FYI, friends, I found myself often moved by the play and its hauntingly-acted production at the Vineyard Theatre. If there's such a thing as warmhearted existentialism, then "Middletown" offers plenty of it.

After an amusing speech of all-inclusive welcome, the modern-day play episodically depicts short scenes of small town American life during the uneventful course of a year. Nice newcomer Mary (Heather Burns) has a baby. Nice local guy John (Linus Roache) wrestles with growing angst. The nice librarian (sweet Georgia Engel, as darling as ever) prattles on about Middletown's distant roots.

Some folks are scarcely so pleasant, including a misfit grease monkey (James McMenamin, resembling a dissolute Leonardo DiCaprio) and an aggressive cop (Michael Park). More than 20 incidental characters are portrayed by seven other actors.

The scenes are extremely mundane. A kitchen sink is fixed. The pregnant Mary chats with her doctor. A tree is planted. The mechanic picks through a hospital dumpster. Somebody dies. And so on.

Middletown2110310_optThe talk is ordinary yet extraordinary as the playwright provides scores of passing thoughts concerning the mysteries of birth and death and human existence between those points.

Eno's essential message that everyone more or less experiences what their ancestors did proves strangely comforting. We all begin as babies. Time inexorably marches everyone along towards a certain though unknown mortal conclusion. Some people's lives simply are better than others. Love helps.

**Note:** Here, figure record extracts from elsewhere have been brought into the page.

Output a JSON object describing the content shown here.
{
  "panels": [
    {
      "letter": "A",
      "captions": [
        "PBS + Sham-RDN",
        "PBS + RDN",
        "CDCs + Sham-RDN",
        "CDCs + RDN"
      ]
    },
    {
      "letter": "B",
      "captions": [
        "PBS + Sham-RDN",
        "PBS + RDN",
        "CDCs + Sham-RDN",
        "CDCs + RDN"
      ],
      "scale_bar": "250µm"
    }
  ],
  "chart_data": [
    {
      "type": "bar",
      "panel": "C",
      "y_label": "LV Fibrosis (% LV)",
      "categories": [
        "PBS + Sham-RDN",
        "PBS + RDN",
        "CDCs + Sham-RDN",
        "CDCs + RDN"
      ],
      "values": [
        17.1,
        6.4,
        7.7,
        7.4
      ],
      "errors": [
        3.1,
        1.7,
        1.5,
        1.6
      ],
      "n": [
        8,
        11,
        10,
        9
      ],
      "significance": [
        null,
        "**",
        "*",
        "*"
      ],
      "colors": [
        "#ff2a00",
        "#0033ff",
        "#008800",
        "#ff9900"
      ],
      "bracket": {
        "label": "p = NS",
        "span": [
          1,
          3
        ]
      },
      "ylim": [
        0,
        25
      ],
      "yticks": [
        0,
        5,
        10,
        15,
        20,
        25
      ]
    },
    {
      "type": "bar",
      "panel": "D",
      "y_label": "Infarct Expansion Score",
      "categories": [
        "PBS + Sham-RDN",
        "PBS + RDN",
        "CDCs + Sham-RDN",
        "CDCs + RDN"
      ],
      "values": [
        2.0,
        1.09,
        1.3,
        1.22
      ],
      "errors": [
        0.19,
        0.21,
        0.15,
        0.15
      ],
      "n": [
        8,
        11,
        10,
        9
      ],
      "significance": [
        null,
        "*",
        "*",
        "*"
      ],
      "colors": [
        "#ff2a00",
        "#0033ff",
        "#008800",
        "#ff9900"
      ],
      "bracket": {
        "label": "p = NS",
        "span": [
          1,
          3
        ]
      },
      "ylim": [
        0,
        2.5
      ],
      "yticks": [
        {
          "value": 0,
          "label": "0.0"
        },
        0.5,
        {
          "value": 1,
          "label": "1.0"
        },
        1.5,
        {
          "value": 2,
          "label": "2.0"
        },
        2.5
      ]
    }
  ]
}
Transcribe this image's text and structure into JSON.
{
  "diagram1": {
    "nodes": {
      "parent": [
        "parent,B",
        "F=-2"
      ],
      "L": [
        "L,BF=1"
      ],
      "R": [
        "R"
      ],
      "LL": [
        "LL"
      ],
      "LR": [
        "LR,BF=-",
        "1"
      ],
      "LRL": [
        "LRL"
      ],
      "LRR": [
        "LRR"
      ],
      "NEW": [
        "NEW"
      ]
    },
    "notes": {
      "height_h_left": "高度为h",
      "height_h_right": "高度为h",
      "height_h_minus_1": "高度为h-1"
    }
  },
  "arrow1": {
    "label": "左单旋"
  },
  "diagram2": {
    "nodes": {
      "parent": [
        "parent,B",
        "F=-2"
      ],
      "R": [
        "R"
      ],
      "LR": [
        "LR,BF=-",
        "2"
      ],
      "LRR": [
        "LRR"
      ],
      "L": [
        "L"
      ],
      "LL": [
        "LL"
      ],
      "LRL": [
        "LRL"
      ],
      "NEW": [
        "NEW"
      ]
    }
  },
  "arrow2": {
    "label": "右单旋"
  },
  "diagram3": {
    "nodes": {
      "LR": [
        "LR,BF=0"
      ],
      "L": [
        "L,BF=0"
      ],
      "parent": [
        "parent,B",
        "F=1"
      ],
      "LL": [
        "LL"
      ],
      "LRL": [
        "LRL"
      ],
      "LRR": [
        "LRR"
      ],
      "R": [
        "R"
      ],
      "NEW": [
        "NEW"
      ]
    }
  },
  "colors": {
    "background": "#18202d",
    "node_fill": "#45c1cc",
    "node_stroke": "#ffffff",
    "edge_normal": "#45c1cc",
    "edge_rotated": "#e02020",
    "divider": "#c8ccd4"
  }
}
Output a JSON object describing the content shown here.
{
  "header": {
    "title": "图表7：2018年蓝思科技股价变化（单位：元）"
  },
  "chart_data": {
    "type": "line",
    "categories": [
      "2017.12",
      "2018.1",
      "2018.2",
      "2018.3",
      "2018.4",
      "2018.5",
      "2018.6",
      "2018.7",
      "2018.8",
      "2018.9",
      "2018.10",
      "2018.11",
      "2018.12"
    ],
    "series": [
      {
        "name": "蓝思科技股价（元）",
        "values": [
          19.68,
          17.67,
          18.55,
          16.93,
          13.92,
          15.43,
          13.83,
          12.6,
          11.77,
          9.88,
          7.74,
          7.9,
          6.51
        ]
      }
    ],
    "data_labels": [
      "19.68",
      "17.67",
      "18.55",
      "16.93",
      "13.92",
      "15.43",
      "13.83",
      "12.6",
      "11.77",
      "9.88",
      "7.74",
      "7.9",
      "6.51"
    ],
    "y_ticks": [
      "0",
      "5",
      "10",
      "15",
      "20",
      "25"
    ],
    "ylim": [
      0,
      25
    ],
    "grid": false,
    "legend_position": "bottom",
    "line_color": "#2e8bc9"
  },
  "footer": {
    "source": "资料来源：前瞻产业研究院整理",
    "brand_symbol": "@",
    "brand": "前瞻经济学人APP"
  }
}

Pebbles of quirky humor frequently ripple the play's meditative nature. "If I had more self-esteem, more stick-to-itiveness, I might have been a murderer," remarks the mechanic.

"I read articles about identity theft and I actually get a little jealous," says John, whose life hasn't turned out so great. "Just take it, you know? Good luck, fella."

The drama's situation and universal themes recall a post-modern variation on Thornton Wilder's "Our Town," although Eno's thoughtful text is more loquacious and not so folksy. At times "Middletown" turns a bit self-conscious - a scene where theatergoers are portrayed chatting about the play during intermission perhaps is unnecessary - but the unassuming charm of Eno's dialogue eases what might seem pretentious about the two-act work, which gently glows with compassion and good will.

It's a tricky piece to stage, but director Ken Rus Schmoll and his subtle designers give Vineyard Theatre's world premiere a quietly detached quality that enhances the play's heightened nature. All of the acting, too, is deliberately low-keyed (nearly deadpan at times) yet magically conveys a sense of warm actuality.

The sweet-voiced Burns is radiant as Mary while Roache lends his mild-mannered loser, John, an aching feeling of loneliness. David Garrison is perfect whether depicting the guy who blithely welcomes the audience, a kindly physician or the town's one celebrity, an astronaut who contemplates the world from a very far distance.